Menyadari hal itu, pria 31 tahun ini mengubah para pembalak liar ini menjadi pemandu wisata di Kawasan Ekowisata Nyarai, Lubuk Alung, Padang Pariaman, Sumatera Barat ini. Wisata nyarai memang adalah salah satu air terjun yang tergolong indah di sekitar Hutan Gamaran yang sebelumnya digunduli para pembalak liar. Sedikitnya ada 20 balok kayu yang dihanyutkan di sungai setiap harinya. Inilah yang membuat Ritno, memilih mengajak warga sekitar untuk memanfaatkan keindahan air terjun nyarai, disbanding harus merusak Hutan Gamaran.
Perjalanan Ritno Kurniawan, Transformer Pembalak Liar
Ritno memulai aksinya dengan membentuk Pokdarwis (kelompok sadar wisata) Lubuk Alung Adventure. Perjalanan Ritno tidak mudah, awalnya aksi ini yang berujung permintaannya kepada warga untuk berhenti menjadi pembalak liar dicurigai. Kecurigaan bisa jadi juga dipengaruhi karena ketakukan kehilangan pekerjaan dan pendapatan. Wajar saja, karena dengan menjadi pembalak liar mereka akan memperoleh penghasilan 150 ribu rupiah per minggu. Tak menyerah, ritno berusaha meyakinkan bahwa dengan menjadi bagian dari kelompok sadar wisata ini, warga akan mendapat penghasilan lebih besar dari yang diperoleh hari ini.
Kelompok Sadar Wisata Lubuk Alung Adventure
Kelompok sadar wisata yang dikelola ritno berkembang baik. Tahun 2013 saat dimulainya aksi ini, ritno memimpin 170 orang pemandu. Pengunjung wisata Nyarai memang sangat ramai. Dalam sebulan, rata-rata ada 1500 – 2000 wisatawan berkunjung. Jadi butuh banyak pemandu untuk bisa menemani ribuan pengunjung ini. Janji ritno untuk warga pun tidak hanya sekedar omong kosong. Pemandu punya penghasilan lebih dibanding menjadi pembalak liar. Penghasilan harian pemandu bisa 50 hingga 80 ribu rupiah setiap harinya.
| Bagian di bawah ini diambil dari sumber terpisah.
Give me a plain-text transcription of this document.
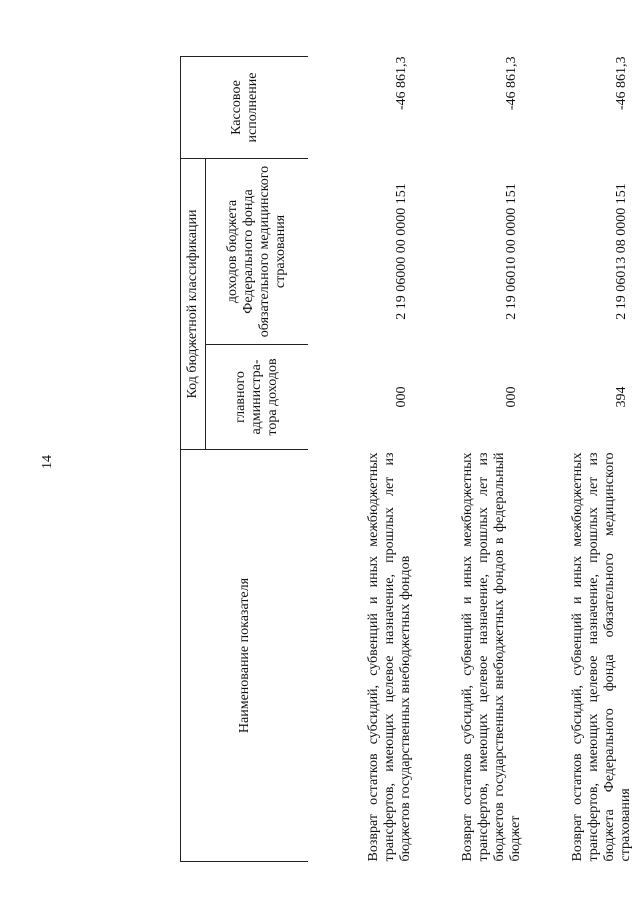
14
Наименование показателя	Код бюджетной классификации		Кассовое исполнение
	главного администра-тора доходов	доходов бюджета Федерального фонда обязательного медицинского страхования	
Возврат остатков субсидий, субвенций и иных межбюджетных трансфертов, имеющих целевое назначение, прошлых лет из бюджетов государственных внебюджетных фондов	000	2 19 06000 00 0000 151	-46 861,3
Возврат остатков субсидий, субвенций и иных межбюджетных трансфертов, имеющих целевое назначение, прошлых лет из бюджетов государственных внебюджетных фондов в федеральный бюджет	000	2 19 06010 00 0000 151	-46 861,3
Возврат остатков субсидий, субвенций и иных межбюджетных трансфертов, имеющих целевое назначение, прошлых лет из бюджета Федерального фонда обязательного медицинского страхования	394	2 19 06013 08 0000 151	-46 861,3
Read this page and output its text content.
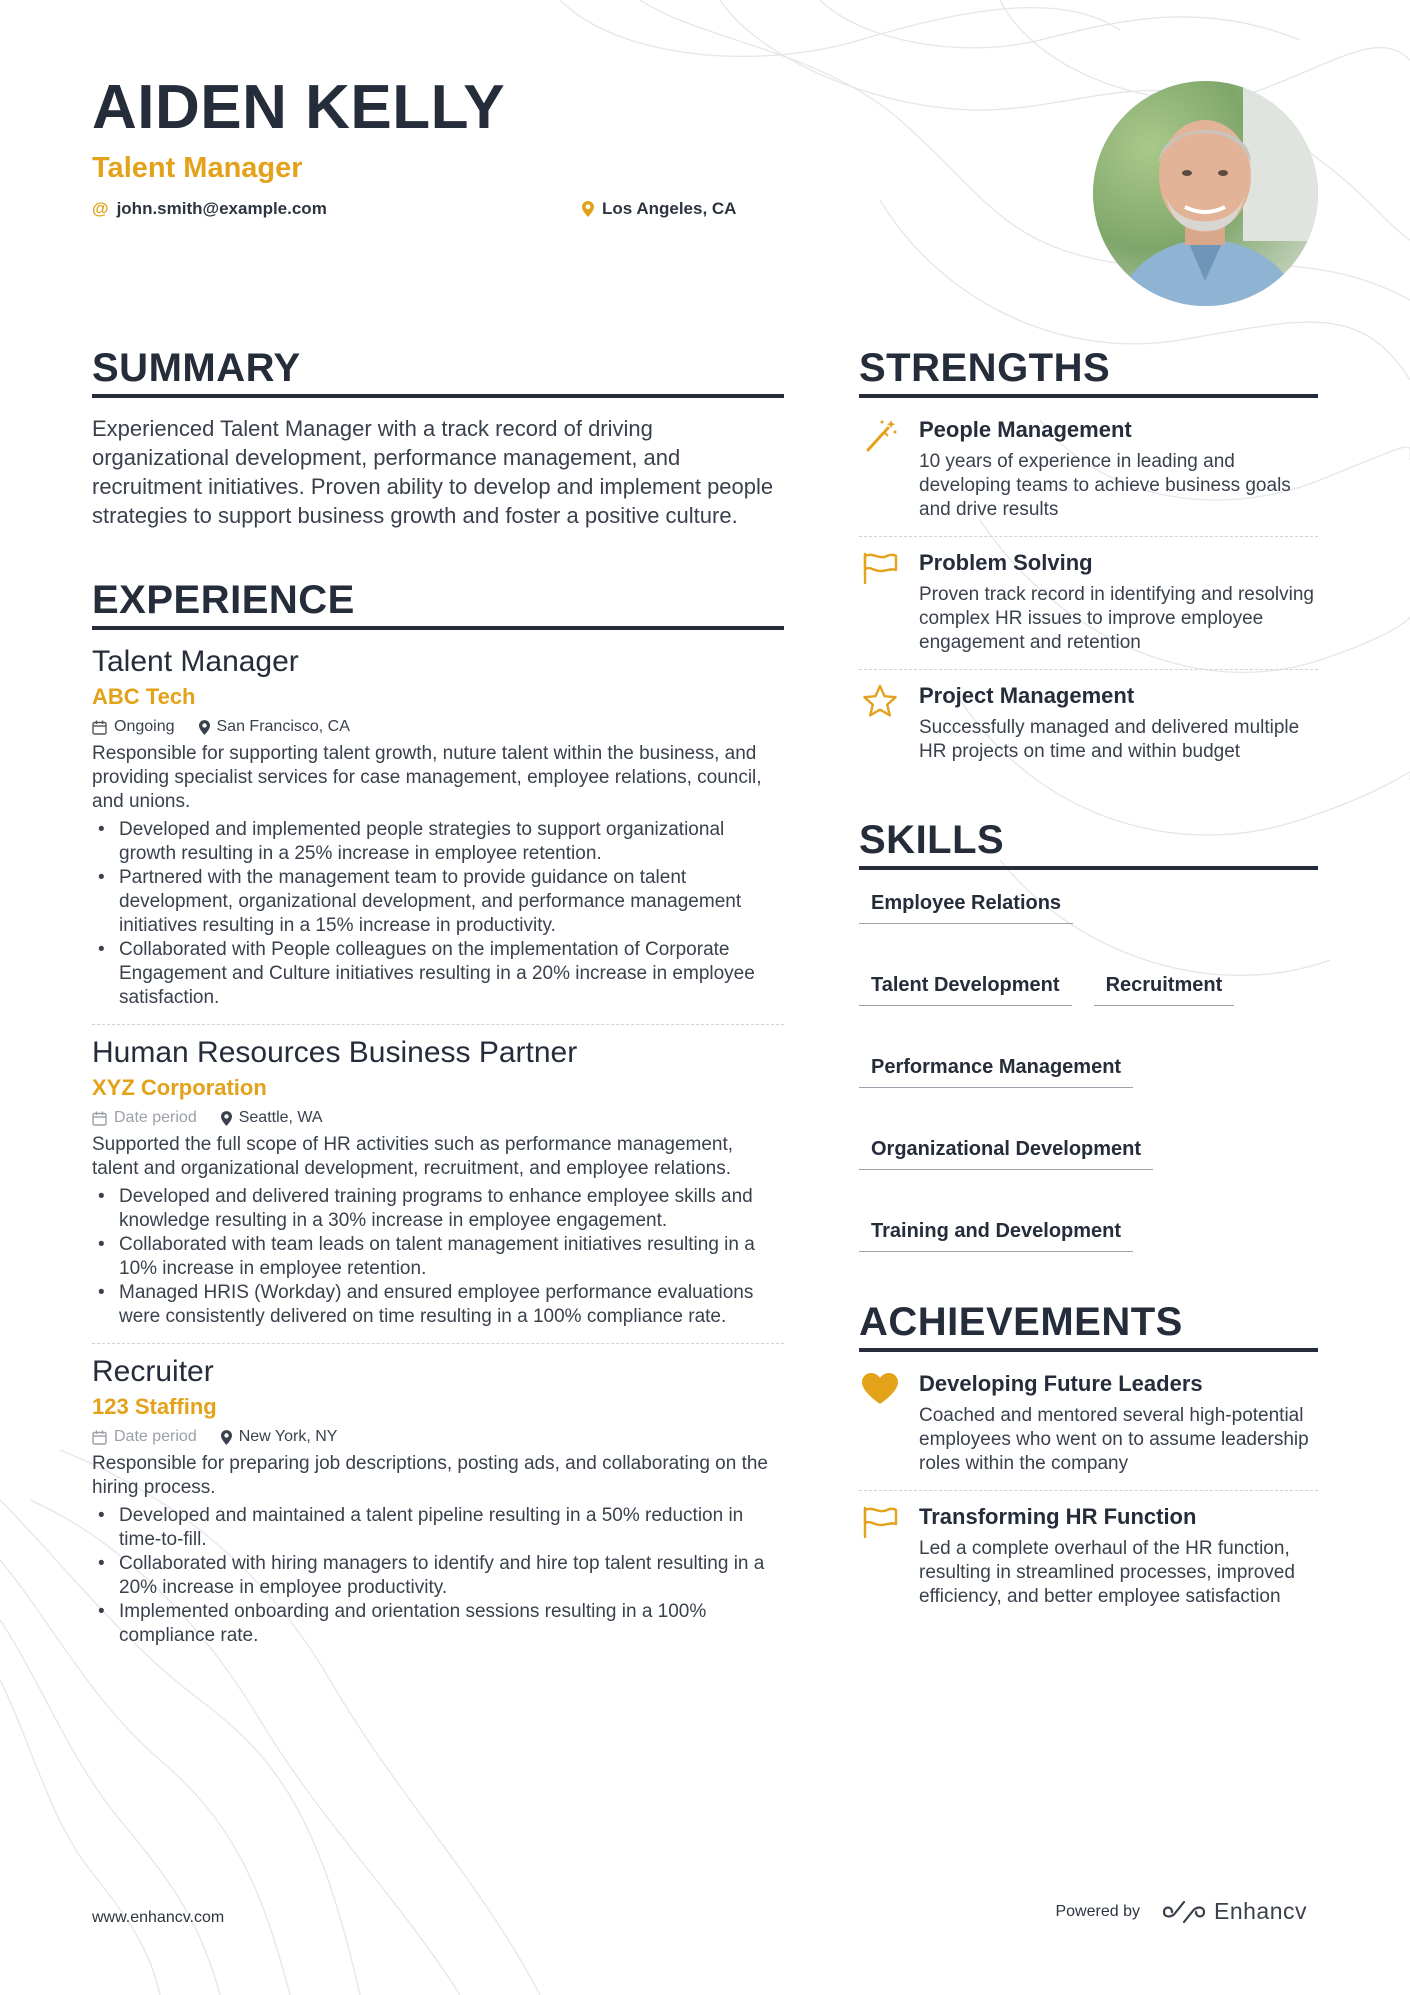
AIDEN KELLY
Talent Manager
@ john.smith@example.com	Los Angeles, CA
SUMMARY
Experienced Talent Manager with a track record of driving organizational development, performance management, and recruitment initiatives. Proven ability to develop and implement people strategies to support business growth and foster a positive culture.
EXPERIENCE
Talent Manager
ABC Tech
Ongoing	San Francisco, CA
Responsible for supporting talent growth, nuture talent within the business, and providing specialist services for case management, employee relations, council, and unions.
• Developed and implemented people strategies to support organizational growth resulting in a 25% increase in employee retention.
• Partnered with the management team to provide guidance on talent development, organizational development, and performance management initiatives resulting in a 15% increase in productivity.
• Collaborated with People colleagues on the implementation of Corporate Engagement and Culture initiatives resulting in a 20% increase in employee satisfaction.
Human Resources Business Partner
XYZ Corporation
Date period	Seattle, WA
Supported the full scope of HR activities such as performance management, talent and organizational development, recruitment, and employee relations.
• Developed and delivered training programs to enhance employee skills and knowledge resulting in a 30% increase in employee engagement.
• Collaborated with team leads on talent management initiatives resulting in a 10% increase in employee retention.
• Managed HRIS (Workday) and ensured employee performance evaluations were consistently delivered on time resulting in a 100% compliance rate.
Recruiter
123 Staffing
Date period	New York, NY
Responsible for preparing job descriptions, posting ads, and collaborating on the hiring process.
• Developed and maintained a talent pipeline resulting in a 50% reduction in time-to-fill.
• Collaborated with hiring managers to identify and hire top talent resulting in a 20% increase in employee productivity.
• Implemented onboarding and orientation sessions resulting in a 100% compliance rate.
STRENGTHS
People Management
10 years of experience in leading and developing teams to achieve business goals and drive results
Problem Solving
Proven track record in identifying and resolving complex HR issues to improve employee engagement and retention
Project Management
Successfully managed and delivered multiple HR projects on time and within budget
SKILLS
Employee Relations
Talent Development	Recruitment
Performance Management
Organizational Development
Training and Development
ACHIEVEMENTS
Developing Future Leaders
Coached and mentored several high-potential employees who went on to assume leadership roles within the company
Transforming HR Function
Led a complete overhaul of the HR function, resulting in streamlined processes, improved efficiency, and better employee satisfaction
www.enhancv.com	Powered by	Enhancv
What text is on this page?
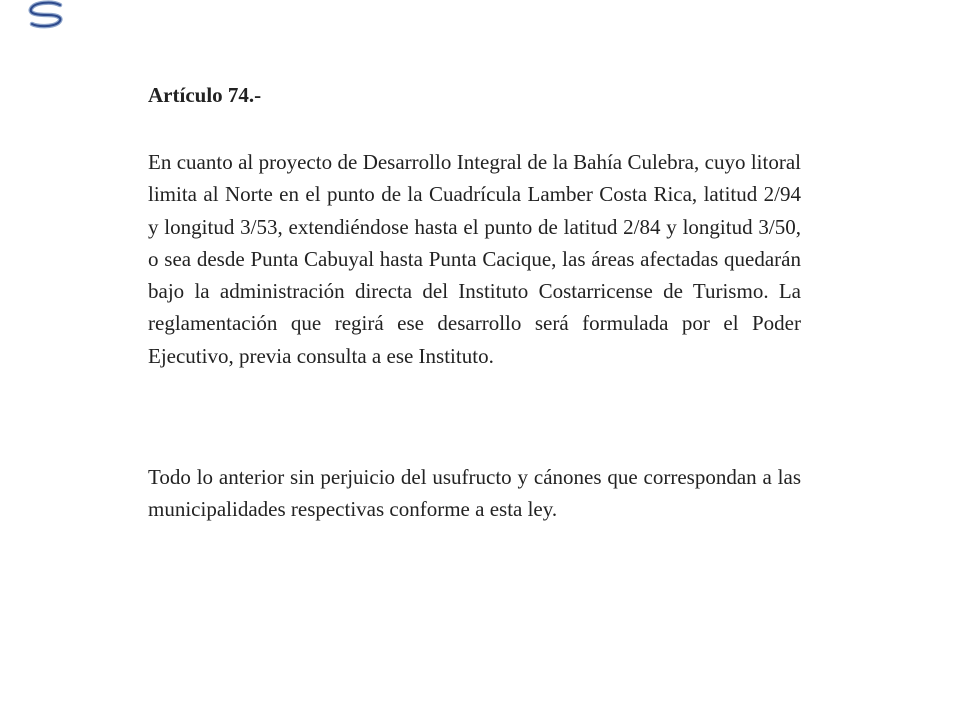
Artículo 74.-

En cuanto al proyecto de Desarrollo Integral de la Bahía Culebra, cuyo litoral limita al Norte en el punto de la Cuadrícula Lamber Costa Rica, latitud 2/94 y longitud 3/53, extendiéndose hasta el punto de latitud 2/84 y longitud 3/50, o sea desde Punta Cabuyal hasta Punta Cacique, las áreas afectadas quedarán bajo la administración directa del Instituto Costarricense de Turismo. La reglamentación que regirá ese desarrollo será formulada por el Poder Ejecutivo, previa consulta a ese Instituto.

Todo lo anterior sin perjuicio del usufructo y cánones que correspondan a las municipalidades respectivas conforme a esta ley.
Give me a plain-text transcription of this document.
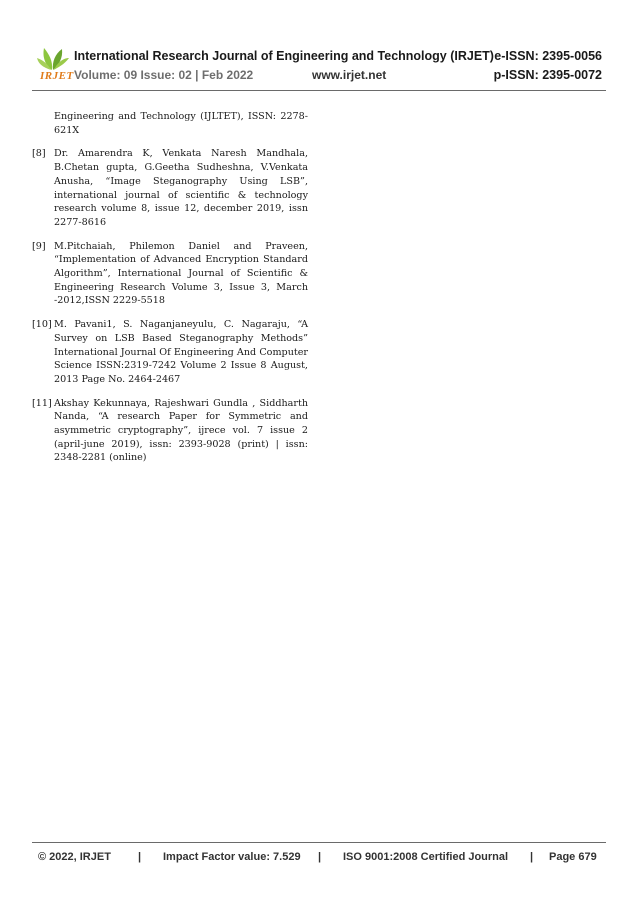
IRJET
International Research Journal of Engineering and Technology (IRJET) e-ISSN: 2395-0056
Volume: 09 Issue: 02 | Feb 2022	www.irjet.net	p-ISSN: 2395-0072
Engineering and Technology (IJLTET), ISSN: 2278-621X
[8] Dr. Amarendra K, Venkata Naresh Mandhala, B.Chetan gupta, G.Geetha Sudheshna, V.Venkata Anusha, “Image Steganography Using LSB”, international journal of scientific & technology research volume 8, issue 12, december 2019, issn 2277-8616
[9] M.Pitchaiah, Philemon Daniel and Praveen, “Implementation of Advanced Encryption Standard Algorithm”, International Journal of Scientific & Engineering Research Volume 3, Issue 3, March -2012,ISSN 2229-5518
[10] M. Pavani1, S. Naganjaneyulu, C. Nagaraju, “A Survey on LSB Based Steganography Methods” International Journal Of Engineering And Computer Science ISSN:2319-7242 Volume 2 Issue 8 August, 2013 Page No. 2464-2467
[11] Akshay Kekunnaya, Rajeshwari Gundla , Siddharth Nanda, “A research Paper for Symmetric and asymmetric cryptography”, ijrece vol. 7 issue 2 (april-june 2019), issn: 2393-9028 (print) | issn: 2348-2281 (online)
© 2022, IRJET | Impact Factor value: 7.529 | ISO 9001:2008 Certified Journal | Page 679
Ritno, salah satu Penerima Apresiasi SATU Indonesia Award 2017
Hutan aman, lingkungan terjaga, pendapatan dan ekonomi Lubuk Alung pun berkembang. Perubahan yang signifikan yang dilakukan ritno pantas diberi penghargaan.
2017 ia berhasil menjadi salah satu penerima apresiasi SATU Indonesia Award. Penghargaan SATU Indonesia adalah sebuah ajang kompetisi yang hasil akhirnya berupa penghargaan untuk pemuda yang dinilai telah memberikan kontribusi positif bagi masyarakat dan lingkungan sekitar. Ritno pantas mendapatkan penghargaan ini.
Semoga kisahnya selalu menginspirasi dan membuat kita semangat untuk melakukan sesuatu perubahan untuk sekitar, sehingga bisa muncul sosok seperti Ritno yang bisa membawa perubahan setidaknya dimulai untuk tanah kelahiran sendiri.